Конан повидал много, и уже, казалось бы, не должен был ничему удивляться — а все же платформа не оправдала его ожиданий. На память пришли слова, которые любит повторять Корделия — сильный человек ничего не ждет, поэтому не бывает разочарован.

— Угу, — совсем по-простонародному подтвердил Трибун. — Снизу-то она кажется красивой. А здесь…

Цестерца представляла собой толстую гранитную плиту — грубо отшлифованную, и почти без отделки.

Сверху на ней угадывался герб Валлардии, и то, лишь если присмотреться как следует. То ли мастер решил, что негоже топтать патриотический символ, пусть и монаршими ногами, — то ли просто лень стало изображать то, чего и так почти никто не увидит.

— Про ее облик тоже есть легенда? — предположил Конан.

— А как же, — карла, кряхтя, взгромоздился на плиту.

Киммериец понял, что могущественная магия, окружавшая Цестерцу, частично лишала Ортегиана сил, поэтому, находясь рядом, тот не мог летать так же быстро и легко.

— Создайте правителя, а уж мифы вокруг нарастут сами, как грязь в купальне… Но чего же ты стоишь, Конан? Лезь сюда. Перила не предусмотрены, как и лестница.

Северянин взобрался наверх, а Трибун пояснил:

— Королей, конечно же, рабы поднимали на паланкине.

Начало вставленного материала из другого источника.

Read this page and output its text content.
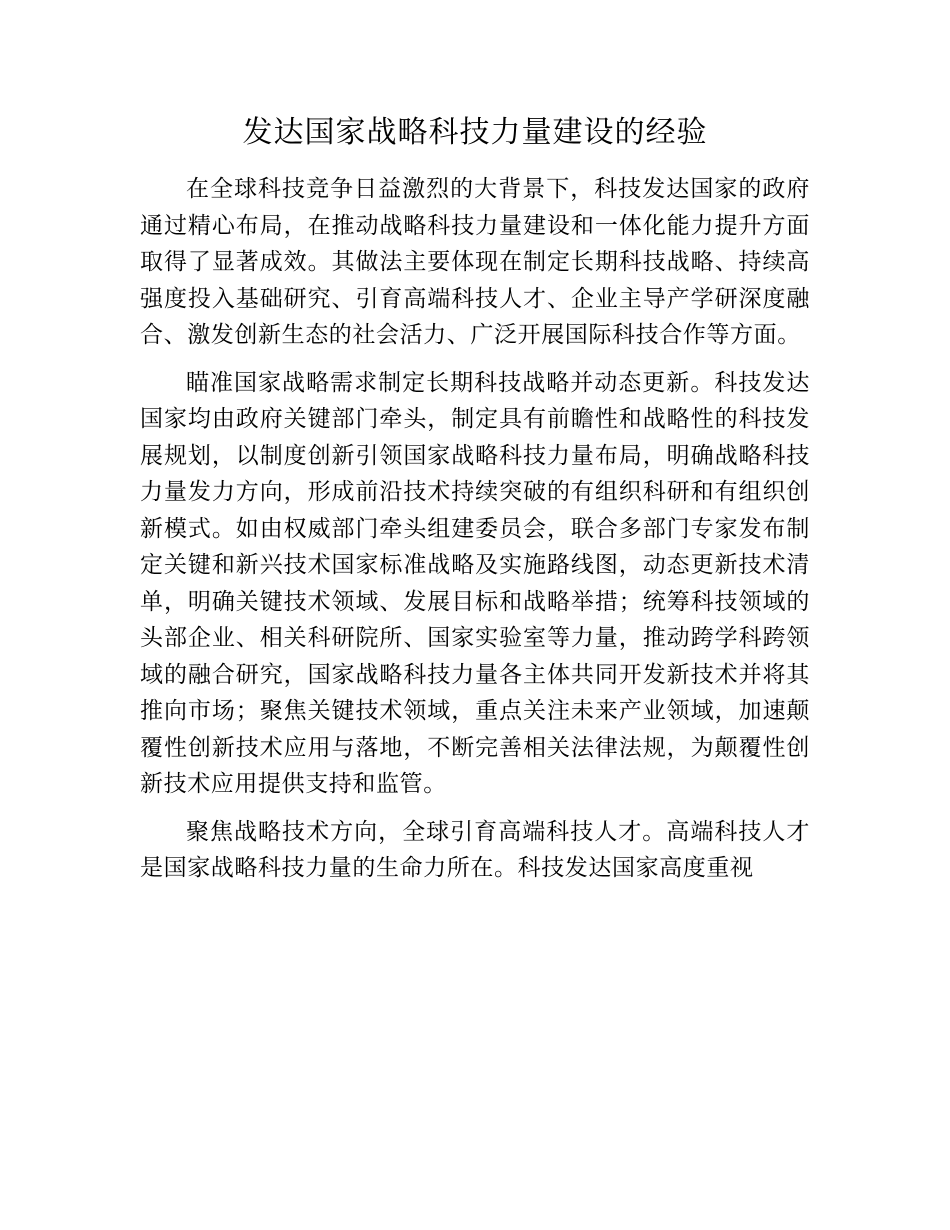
发达国家战略科技力量建设的经验

在全球科技竞争日益激烈的大背景下，科技发达国家的政府通过精心布局，在推动战略科技力量建设和一体化能力提升方面取得了显著成效。其做法主要体现在制定长期科技战略、持续高强度投入基础研究、引育高端科技人才、企业主导产学研深度融合、激发创新生态的社会活力、广泛开展国际科技合作等方面。

瞄准国家战略需求制定长期科技战略并动态更新。科技发达国家均由政府关键部门牵头，制定具有前瞻性和战略性的科技发展规划，以制度创新引领国家战略科技力量布局，明确战略科技力量发力方向，形成前沿技术持续突破的有组织科研和有组织创新模式。如由权威部门牵头组建委员会，联合多部门专家发布制定关键和新兴技术国家标准战略及实施路线图，动态更新技术清单，明确关键技术领域、发展目标和战略举措；统筹科技领域的头部企业、相关科研院所、国家实验室等力量，推动跨学科跨领域的融合研究，国家战略科技力量各主体共同开发新技术并将其推向市场；聚焦关键技术领域，重点关注未来产业领域，加速颠覆性创新技术应用与落地，不断完善相关法律法规，为颠覆性创新技术应用提供支持和监管。

聚焦战略技术方向，全球引育高端科技人才。高端科技人才是国家战略科技力量的生命力所在。科技发达国家高度重视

Киммериец выбрал место так, чтобы оказаться позади Ортегиана, и теперь ждал, что тот поднимет Цестерцу в воздух. Но правитель с мягкой улыбкой покачал головой.

— Попробуй ты, — молвил он.

Конан не имел ни малейшего представления о том, как управлять летающей платформой. Однако он почувствовал, что не время задавать вопросы. Северянин расслабился, ощутив, как все его тело открывается мирозданию. Его разум стал чист и прозрачен, и в нем осталось только одно слово:

— Небо!

Киммериец не мог сказать, как все произошло.

Тяжелая плита дрогнула, и внезапно воспарила под ними, так легко и свободно, словно совсем ничего не весила. Массивная створка затворилась сама собой, пропустив их, замок щелкнул, и птица Харгред провожала Цестерцу немигающим взглядом.

— Что в этом сосуде? — спросила Корделия.

По взгляду, которым угостил ее чародей, можно было прочитать ответ:

Ничего такого, что ты бы смогла понять.

Над низким алхимическим столом, черным от капель пролитой кислоты и изгрызенным повсюду осколками заклинаний, которые порой вырываются из сосуда даже у самого опытного чародея, — поднималась узкая прозрачная колба, наполненная густым туманом.